Pszczoły towarzyszą mojej rodzinie od pokoleń. Tego, jak obchodzić się z pszczołami oraz jak opiekować się pasieką nauczył mnie mój dziadek. Jako nastolatek pomagałam mu przy miodobraniu i jesiennym podkarmianiu pszczół. Mój tata jest także mistrzem pszczelarstwa! Gdy kilka lat temu kupiłem dość sporą niezabudowaną działkę, razem z ojcem postawiliśmy na niej domek letniskowy, ale czegoś mi ciągle brakowało. Okazało się, że uli! Z pomocą przyszedł mój tata i wspólnie reaktywowaliśmy pasiekę po dziadku – zaczęliśmy od remontu 3 uli, dziś już stoi 12 dziadkowych uli. Wokół nich latają nie tylko pszczoły, ale i cudowne wspomnienia z dzieciństwa. W tym właśnie czasie zacząłem też tworzyć własne konstrukcje uli: pierwszy nazwałem terminatorem – tak wiem śmieszna nazwa, a kolejny o futurystycznym wzornictwie otrzymał nazwę beehappy.

Ul w części wykonany z recyklingu.
Terminator brzmi świetnie! Gratuluje pomysłu, wykonania, ale i nazwy! A co w pracy pszczelarza, z Pana perspektywy, jest zajęciem najtrudniejszym?

Dziękuję! Mam nadzieję, że kiedyś będę miał okazję oprowadzić Panią po mojej pasiece. A największym wyzwaniem, w związku z tym, że w mojej pasiece mam dość wymagające pszczoły (ale jak mówiłem na początku lubię wyzwania) jest obchód czy miodobranie szczególnie w upalne dni w stroju pszczelarskim.

Za to potem można cieszyć się z efektów miodobrania, prawda?

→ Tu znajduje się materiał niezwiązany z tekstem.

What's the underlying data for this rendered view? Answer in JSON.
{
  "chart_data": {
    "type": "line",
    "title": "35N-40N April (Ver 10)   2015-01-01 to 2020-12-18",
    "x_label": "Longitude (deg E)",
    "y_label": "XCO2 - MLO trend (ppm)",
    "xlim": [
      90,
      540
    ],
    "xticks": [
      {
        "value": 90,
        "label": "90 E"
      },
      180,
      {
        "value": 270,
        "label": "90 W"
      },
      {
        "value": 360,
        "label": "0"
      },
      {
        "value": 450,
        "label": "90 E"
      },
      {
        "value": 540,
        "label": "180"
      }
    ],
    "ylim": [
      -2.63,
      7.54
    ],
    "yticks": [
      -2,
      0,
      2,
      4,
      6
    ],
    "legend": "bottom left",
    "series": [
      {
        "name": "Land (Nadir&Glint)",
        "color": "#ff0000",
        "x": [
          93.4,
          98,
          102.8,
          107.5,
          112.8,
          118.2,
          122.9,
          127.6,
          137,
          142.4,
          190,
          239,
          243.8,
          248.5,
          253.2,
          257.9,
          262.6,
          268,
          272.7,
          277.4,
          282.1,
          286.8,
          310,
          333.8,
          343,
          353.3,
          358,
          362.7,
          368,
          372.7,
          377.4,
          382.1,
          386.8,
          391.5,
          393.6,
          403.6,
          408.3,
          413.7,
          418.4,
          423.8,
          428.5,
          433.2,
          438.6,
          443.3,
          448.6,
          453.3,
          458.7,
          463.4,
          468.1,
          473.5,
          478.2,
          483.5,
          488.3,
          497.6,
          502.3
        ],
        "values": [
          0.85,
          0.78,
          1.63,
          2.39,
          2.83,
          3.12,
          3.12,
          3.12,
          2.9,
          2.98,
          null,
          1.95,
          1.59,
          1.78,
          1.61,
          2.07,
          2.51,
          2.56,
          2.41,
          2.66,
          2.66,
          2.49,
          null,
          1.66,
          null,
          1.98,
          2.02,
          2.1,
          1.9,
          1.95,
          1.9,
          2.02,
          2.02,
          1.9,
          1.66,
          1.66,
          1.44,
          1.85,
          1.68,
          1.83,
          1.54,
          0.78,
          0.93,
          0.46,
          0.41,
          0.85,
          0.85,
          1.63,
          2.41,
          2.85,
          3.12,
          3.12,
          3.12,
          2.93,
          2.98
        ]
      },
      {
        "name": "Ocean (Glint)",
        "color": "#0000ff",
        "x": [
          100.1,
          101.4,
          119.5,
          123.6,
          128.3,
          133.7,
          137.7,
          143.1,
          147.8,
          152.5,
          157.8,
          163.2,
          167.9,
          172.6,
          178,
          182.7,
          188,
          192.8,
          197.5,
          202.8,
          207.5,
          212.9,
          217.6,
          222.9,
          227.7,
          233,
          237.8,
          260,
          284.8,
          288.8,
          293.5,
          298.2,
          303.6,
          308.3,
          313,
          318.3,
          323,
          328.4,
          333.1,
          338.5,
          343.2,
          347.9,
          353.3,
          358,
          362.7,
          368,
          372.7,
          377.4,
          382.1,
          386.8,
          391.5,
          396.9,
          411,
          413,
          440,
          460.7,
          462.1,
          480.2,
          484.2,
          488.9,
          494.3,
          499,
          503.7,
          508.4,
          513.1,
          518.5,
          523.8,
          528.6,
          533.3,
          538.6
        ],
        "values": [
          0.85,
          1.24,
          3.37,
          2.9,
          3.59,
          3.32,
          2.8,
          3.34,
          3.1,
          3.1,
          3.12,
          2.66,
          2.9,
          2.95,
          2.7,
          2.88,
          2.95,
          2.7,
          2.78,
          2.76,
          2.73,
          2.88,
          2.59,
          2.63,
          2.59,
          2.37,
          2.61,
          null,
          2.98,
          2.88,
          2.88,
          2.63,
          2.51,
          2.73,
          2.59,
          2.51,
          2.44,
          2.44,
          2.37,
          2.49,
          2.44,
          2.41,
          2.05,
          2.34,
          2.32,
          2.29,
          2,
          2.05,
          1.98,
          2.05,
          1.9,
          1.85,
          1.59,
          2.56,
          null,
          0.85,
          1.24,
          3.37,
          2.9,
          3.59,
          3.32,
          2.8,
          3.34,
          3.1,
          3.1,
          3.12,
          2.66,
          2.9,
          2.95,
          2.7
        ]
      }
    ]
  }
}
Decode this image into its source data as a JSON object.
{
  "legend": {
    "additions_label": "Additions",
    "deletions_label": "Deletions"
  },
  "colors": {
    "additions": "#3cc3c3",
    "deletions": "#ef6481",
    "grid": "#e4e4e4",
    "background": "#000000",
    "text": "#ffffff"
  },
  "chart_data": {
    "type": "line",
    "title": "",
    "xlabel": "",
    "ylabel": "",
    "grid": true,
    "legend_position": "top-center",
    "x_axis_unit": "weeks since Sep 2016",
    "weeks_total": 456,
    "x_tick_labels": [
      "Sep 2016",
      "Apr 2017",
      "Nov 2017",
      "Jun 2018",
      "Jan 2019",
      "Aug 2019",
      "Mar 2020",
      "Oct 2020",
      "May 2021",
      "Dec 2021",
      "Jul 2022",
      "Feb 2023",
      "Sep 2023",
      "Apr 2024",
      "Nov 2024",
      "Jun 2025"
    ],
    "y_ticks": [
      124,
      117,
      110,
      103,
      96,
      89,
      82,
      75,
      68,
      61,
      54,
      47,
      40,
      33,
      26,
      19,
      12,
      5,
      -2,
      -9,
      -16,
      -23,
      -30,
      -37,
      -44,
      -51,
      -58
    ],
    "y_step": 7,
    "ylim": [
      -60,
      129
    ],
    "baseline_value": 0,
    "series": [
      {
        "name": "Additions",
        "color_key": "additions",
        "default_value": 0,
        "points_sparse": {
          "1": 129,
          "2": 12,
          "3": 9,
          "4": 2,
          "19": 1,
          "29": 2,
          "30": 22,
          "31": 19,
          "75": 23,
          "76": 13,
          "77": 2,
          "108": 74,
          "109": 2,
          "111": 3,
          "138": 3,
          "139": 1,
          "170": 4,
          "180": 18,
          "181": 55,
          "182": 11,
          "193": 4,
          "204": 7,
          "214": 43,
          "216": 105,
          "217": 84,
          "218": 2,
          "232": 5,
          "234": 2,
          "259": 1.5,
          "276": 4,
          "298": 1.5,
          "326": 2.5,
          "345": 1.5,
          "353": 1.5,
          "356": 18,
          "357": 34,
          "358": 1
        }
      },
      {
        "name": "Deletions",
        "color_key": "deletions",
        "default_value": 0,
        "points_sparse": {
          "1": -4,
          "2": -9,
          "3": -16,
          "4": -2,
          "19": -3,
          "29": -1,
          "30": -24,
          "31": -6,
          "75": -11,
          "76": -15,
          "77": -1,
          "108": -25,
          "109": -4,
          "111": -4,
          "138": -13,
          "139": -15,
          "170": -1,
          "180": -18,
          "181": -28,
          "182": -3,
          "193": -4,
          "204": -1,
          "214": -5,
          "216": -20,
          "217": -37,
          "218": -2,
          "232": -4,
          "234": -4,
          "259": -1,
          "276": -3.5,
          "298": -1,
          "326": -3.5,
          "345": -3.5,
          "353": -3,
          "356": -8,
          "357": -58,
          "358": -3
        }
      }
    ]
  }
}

Oczywiście!  Pszczelarstwo jest dla mnie wspaniałą pasją. Pozwala się odprężyć, polepsza samopoczucie, a przegląd w ulu dostarcza samych przyjemności na łonie natury. Sam po przeglądzie w pasiece czuję się wyciszony i zrelaksowany… a świeża bułeczka z masłem i miodem… cóż,  nie do opisania! To trzeba po prostu spróbować!